Spark started as a batch RDD engine; streaming was retrofitted on top as micro-batches. The execution model is fundamentally 'run a small batch every interval'. Flink, in contrast, was designed as a streaming dataflow runtime from day one — every operator processes records continuously, and batch is implemented as a special case of bounded streams. This shows up in latency (Flink is ~10x lower) and in features (Flink's event-time, watermarks, and savepoints are deeper).
Which has better state management?
Flink, by a wide margin. Flink's state backends (RocksDB with incremental checkpoints, ChangelogStateBackend) routinely handle multi-TB state per operator with sub-minute checkpoints. Spark Structured Streaming's state stores are more limited — RocksDB support arrived in 3.2 and is still maturing. For state-heavy applications (stream joins with weeks of retention, sessionization at scale), Flink is the standard choice.
Which is better for batch?
Spark, decisively. Catalyst + Tungsten + AQE form the most polished batch-SQL stack in the open-source ecosystem, and the surrounding tooling (Delta Lake, Iceberg, Hudi, Spark UI, broad cloud support) makes Spark the default for analytical batch processing. Flink supports batch via the same DataStream/Table APIs, but the ecosystem and tooling are thinner, and the query optimizer is less mature than Catalyst.
Can the same code run on Spark and Flink?
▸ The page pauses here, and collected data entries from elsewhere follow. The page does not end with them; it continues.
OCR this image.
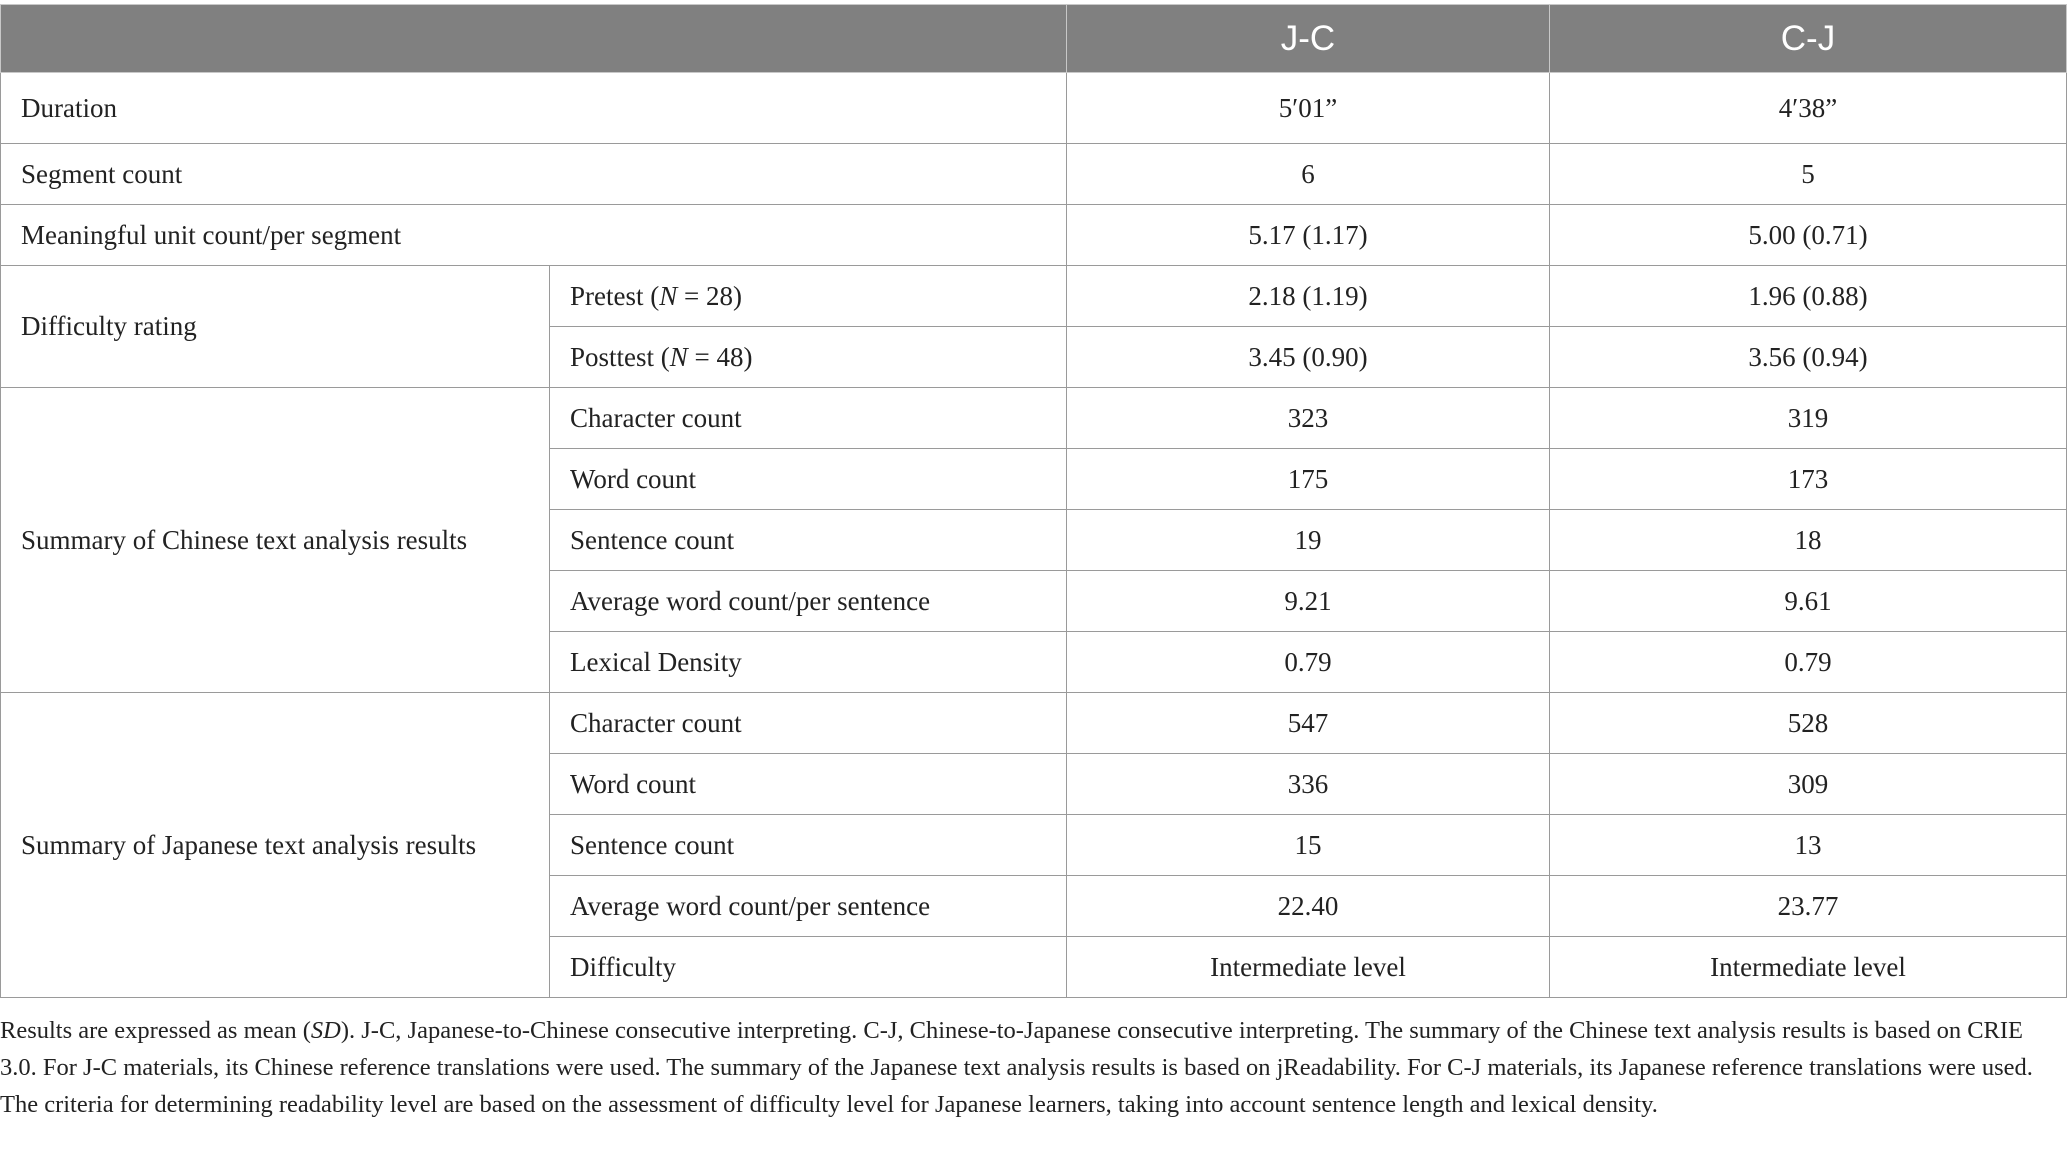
		J-C	C-J
Duration		5′01”	4′38”
Segment count		6	5
Meaningful unit count/per segment		5.17 (1.17)	5.00 (0.71)
Difficulty rating	Pretest (N = 28)	2.18 (1.19)	1.96 (0.88)
	Posttest (N = 48)	3.45 (0.90)	3.56 (0.94)
Summary of Chinese text analysis results	Character count	323	319
	Word count	175	173
	Sentence count	19	18
	Average word count/per sentence	9.21	9.61
	Lexical Density	0.79	0.79
Summary of Japanese text analysis results	Character count	547	528
	Word count	336	309
	Sentence count	15	13
	Average word count/per sentence	22.40	23.77
	Difficulty	Intermediate level	Intermediate level
Results are expressed as mean (SD). J-C, Japanese-to-Chinese consecutive interpreting. C-J, Chinese-to-Japanese consecutive interpreting. The summary of the Chinese text analysis results is based on CRIE 3.0. For J-C materials, its Chinese reference translations were used. The summary of the Japanese text analysis results is based on jReadability. For C-J materials, its Japanese reference translations were used. The criteria for determining readability level are based on the assessment of difficulty level for Japanese learners, taking into account sentence length and lexical density.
Largely no. Spark uses Datasets/DataFrames; Flink uses DataStream/DataSet (now unified into DataStream + Table API). The Apache Beam project provides a portable API, and your job can run on either Spark or Flink as a runner — but Beam adds a translation layer with its own performance characteristics, and most production users pick a runtime and stick with it.
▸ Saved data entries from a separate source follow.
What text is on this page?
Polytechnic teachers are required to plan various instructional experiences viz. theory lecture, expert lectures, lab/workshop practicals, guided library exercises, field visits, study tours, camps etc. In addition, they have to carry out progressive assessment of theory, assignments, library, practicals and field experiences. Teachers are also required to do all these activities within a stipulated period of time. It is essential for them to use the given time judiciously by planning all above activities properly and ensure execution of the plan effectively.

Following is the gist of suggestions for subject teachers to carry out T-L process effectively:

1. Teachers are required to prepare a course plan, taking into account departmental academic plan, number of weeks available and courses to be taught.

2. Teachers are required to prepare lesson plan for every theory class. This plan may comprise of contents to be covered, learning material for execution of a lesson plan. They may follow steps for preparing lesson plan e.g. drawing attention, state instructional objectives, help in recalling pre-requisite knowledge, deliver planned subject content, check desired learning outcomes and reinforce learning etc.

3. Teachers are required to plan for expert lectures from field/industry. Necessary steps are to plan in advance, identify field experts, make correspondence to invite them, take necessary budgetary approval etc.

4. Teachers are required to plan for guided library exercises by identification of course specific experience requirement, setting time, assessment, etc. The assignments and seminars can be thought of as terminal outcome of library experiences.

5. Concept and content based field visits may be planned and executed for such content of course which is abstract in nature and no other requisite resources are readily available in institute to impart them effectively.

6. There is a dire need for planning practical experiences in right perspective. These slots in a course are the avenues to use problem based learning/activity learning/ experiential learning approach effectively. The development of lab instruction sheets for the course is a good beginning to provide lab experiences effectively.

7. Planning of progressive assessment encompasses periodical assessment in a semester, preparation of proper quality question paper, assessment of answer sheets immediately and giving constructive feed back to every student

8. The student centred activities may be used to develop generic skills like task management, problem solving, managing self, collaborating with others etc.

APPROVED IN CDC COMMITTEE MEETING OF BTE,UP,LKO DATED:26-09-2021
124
Which has better Kubernetes support?
Both are mature on K8s. Flink has a native operator (Flink Kubernetes Operator) and was designed with long-running jobs in mind, so its K8s integration handles streaming-specific concerns like checkpoint storage and HA out of the box. Spark on K8s is also production-ready (3.1+) but is more oriented toward batch-style job submission. For long-running streaming jobs on K8s, Flink's lifecycle is slightly cleaner; for ad-hoc batch jobs, Spark's pattern is simpler.